Corneal diseases represent the third leading cause of blindness worldwide, and corneal transplantation, which aims at restoring corneal clarity and vision, is the most frequently performed transplant worldwide. Different corneal transplantation techniques have developed over the years, from full-thickness to lamellar grafts.
One of the most important aspects of a successful corneal transplantation is effective corneal suturing, which should not only prevent complications such as wound leak, excessive scarring and infections, but also achieve a good postoperative refractive outcome [1]. Knowledge of basic mechanisms of wound healing can help in understanding the process of corneal barrier restoration [2]. Careful instrument selection might help reduce tissue stress during suture apposition [1]. Appropriate suture length and depth can reduce corneal inflammatory reaction, reduce the risk of infection, provide optimal tissue apposition and reduce postoperative astigmatism [1,3,4]. In addition, the type of suture placement can result in different patterns of tension within a three-dimensional field with different effects on corneal astigmatism [5]. Suture-related complications and their postoperative management should be known in depth, as well as specific differences that apply to pediatric patients [6,7,8,9].

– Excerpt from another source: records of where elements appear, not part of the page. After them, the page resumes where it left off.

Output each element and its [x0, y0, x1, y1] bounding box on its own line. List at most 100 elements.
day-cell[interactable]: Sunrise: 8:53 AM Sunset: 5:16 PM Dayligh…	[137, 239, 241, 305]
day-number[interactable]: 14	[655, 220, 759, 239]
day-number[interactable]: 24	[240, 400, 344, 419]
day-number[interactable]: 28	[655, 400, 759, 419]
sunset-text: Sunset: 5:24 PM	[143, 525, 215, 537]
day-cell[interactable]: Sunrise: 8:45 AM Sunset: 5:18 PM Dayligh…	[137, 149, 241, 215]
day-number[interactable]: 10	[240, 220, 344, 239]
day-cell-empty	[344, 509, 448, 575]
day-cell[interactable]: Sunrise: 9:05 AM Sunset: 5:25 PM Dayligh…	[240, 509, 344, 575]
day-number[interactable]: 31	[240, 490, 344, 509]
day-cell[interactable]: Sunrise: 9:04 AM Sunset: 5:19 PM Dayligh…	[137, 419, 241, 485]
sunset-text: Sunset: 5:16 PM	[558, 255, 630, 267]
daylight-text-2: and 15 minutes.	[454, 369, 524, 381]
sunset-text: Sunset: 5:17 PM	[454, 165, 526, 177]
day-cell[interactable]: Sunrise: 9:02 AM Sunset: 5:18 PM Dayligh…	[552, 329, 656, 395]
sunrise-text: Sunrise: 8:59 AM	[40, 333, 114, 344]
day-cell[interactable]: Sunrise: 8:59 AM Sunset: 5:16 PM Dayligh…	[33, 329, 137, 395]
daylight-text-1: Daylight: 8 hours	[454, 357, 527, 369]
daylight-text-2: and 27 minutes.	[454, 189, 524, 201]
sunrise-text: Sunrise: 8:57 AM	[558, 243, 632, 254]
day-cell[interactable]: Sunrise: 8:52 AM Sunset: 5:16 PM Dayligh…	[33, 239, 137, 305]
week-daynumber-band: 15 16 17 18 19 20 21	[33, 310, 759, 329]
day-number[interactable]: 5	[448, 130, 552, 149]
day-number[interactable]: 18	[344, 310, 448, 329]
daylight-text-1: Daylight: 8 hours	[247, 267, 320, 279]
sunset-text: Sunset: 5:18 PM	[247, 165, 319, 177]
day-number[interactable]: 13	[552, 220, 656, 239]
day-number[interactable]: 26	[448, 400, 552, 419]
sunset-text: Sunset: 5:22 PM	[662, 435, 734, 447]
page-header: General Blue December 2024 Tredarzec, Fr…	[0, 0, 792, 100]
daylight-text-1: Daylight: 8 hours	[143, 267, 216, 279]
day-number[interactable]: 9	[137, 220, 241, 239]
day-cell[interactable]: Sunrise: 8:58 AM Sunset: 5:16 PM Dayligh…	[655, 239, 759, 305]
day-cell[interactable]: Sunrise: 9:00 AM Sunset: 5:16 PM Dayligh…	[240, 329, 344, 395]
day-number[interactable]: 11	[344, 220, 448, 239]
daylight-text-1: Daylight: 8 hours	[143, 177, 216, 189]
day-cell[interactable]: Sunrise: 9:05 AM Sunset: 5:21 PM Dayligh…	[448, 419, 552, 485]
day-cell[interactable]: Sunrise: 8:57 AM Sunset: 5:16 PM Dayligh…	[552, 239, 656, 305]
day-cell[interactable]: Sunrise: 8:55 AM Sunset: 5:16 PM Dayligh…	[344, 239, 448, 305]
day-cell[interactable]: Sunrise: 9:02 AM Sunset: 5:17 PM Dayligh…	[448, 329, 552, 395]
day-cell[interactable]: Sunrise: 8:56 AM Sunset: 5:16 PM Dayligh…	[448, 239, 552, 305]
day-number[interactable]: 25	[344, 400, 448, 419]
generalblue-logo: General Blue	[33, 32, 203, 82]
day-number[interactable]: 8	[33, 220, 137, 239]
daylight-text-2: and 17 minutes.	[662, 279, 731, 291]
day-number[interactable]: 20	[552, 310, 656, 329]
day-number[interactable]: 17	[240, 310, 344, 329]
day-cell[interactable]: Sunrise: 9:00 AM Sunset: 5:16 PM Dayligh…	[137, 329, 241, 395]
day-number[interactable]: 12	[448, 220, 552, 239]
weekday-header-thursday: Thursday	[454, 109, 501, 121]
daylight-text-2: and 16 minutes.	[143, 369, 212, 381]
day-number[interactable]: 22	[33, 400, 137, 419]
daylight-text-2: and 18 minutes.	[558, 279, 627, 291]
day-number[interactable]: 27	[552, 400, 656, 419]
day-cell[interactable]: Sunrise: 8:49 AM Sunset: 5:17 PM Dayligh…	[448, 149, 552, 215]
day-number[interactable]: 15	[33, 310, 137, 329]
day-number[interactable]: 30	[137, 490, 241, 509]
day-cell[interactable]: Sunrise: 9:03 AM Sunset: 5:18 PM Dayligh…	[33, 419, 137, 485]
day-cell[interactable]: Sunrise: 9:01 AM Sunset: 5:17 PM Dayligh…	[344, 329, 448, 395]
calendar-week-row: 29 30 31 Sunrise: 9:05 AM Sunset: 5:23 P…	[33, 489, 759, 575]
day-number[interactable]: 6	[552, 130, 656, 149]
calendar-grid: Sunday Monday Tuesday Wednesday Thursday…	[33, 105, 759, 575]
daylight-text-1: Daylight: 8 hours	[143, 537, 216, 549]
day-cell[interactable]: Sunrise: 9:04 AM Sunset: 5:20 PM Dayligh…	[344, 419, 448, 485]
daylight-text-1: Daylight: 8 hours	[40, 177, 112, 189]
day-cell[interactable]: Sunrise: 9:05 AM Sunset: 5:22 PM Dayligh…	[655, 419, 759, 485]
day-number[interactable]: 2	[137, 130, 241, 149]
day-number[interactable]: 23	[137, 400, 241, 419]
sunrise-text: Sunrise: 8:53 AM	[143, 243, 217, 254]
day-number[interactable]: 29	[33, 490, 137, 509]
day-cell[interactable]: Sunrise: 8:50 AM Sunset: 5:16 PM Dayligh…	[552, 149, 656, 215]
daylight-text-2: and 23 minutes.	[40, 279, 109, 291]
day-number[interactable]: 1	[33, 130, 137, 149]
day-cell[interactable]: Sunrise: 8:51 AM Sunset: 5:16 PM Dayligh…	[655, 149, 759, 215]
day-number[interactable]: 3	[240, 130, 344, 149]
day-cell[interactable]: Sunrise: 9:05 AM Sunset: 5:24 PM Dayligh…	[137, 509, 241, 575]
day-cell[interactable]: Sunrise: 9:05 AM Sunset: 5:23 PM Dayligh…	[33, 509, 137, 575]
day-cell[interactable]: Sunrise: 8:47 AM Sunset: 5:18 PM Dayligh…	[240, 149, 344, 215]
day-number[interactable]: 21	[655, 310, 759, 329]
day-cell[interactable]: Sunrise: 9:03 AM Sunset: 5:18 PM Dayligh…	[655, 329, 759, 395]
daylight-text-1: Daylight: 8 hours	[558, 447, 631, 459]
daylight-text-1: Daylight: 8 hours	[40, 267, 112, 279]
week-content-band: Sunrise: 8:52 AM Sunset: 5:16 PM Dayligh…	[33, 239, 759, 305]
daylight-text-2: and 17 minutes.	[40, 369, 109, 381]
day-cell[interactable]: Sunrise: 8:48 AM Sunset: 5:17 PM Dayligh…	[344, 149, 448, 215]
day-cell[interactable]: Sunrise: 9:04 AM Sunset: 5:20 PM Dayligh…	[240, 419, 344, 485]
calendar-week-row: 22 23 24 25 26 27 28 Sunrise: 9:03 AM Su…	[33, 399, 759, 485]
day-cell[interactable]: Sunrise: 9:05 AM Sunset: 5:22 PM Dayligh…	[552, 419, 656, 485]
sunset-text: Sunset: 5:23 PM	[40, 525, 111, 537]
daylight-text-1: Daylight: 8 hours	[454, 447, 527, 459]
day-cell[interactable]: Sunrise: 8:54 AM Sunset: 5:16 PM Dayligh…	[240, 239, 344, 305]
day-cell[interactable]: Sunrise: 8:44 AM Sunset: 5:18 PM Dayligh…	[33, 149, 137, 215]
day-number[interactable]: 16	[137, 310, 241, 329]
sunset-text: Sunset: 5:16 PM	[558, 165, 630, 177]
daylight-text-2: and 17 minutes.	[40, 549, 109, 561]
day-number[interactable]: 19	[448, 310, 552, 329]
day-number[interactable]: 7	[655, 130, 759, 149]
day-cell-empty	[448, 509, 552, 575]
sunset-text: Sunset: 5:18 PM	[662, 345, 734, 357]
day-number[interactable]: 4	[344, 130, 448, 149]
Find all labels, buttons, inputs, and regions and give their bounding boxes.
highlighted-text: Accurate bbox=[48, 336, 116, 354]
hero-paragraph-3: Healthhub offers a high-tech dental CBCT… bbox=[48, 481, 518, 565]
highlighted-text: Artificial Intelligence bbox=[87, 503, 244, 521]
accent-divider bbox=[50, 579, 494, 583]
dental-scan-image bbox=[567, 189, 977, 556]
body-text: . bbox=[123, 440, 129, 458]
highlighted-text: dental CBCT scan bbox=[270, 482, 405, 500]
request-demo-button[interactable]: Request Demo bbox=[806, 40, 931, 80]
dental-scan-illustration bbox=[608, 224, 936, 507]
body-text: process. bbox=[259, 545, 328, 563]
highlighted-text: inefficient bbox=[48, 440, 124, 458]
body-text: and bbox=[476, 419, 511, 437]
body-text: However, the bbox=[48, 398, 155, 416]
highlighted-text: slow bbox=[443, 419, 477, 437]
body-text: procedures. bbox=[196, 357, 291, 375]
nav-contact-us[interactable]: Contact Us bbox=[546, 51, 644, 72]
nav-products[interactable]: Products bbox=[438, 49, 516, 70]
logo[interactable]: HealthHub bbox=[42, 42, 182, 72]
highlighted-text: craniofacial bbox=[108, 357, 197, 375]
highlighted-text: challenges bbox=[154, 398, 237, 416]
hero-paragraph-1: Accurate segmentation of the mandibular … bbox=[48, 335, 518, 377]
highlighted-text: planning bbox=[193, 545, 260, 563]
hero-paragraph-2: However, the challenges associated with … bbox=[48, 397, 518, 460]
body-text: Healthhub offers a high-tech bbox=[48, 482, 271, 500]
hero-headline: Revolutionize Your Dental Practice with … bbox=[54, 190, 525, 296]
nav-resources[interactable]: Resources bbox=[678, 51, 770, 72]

Over the past few years, customized graft profiles have developed thanks to the introduction of the femtosecond laser-assisted keratoplasty, and these can help with increasing the donor–recipient apposition area with possible enhancement of wound stability and reduction of dehiscence rate [10,11].
After corneal transplantation, a visually significant complication that can occur even years after initial surgery is the post-penetrating keratoplasty corneal ectasia [12]. Gradual corneal protrusion with thinning and steepening, which determines increased irregular astigmatism, myopic shift and corneal aberrations, determines progressive visual loss [13]. Frequency, risk factors, mechanisms, diagnostic strategies, preventive measures and management can vary according to specific situations, and a comprehensive evaluation of all these features can help in deciding the best treatment option for this condition [12].
With regard to corneal diseases, keratoconus is the most common primary corneal ectasia [14]. Corneal Collagen Crosslinking (CXL) can increase corneal stiffness and, to date, is the only non-surgical treatment aimed to slow down keratoconus progression [15], and there are open questions about the definition of its progression and corneal biomechanics evaluation [16,17,18]. Long term follow-up after CXL is essential to establish its role over years in reducing keratoconus progression and eventually improving corneal astigmatism, aberrations and vision, especially if associated to transepithelial ablation [19,20].
Finally, the availability of donor tissues is limited worldwide, either because of a shortage of donors [21] or due to the inability to adequately preserve tissues in some regions. Studies aimed at evaluating more feasible ways to preserve available tissues can help by addressing the second point [22,23,24,25]. Human amniotic membrane (hAM) has vast applications in ophthalmology, and cryopreservation is the most commonly used method for its storage [26,27]. However, this requires facilities with −80 °C freezers, which are expensive both to buy and to maintain, thus limiting the use of the theoretically cost-effective hAM in developing countries. Therefore, ways to overcome this issue while maintaining appropriate biological and mechanical properties of the tissue must be explored [26].
In this issue, we aimed to highlight various aspects of corneal transplantation, corneal diseases and tissue preservation, and we hope it will be appreciated by readers.
Funding
This research received no external funding.
Conflicts of Interest
The authors declare no conflict of interest.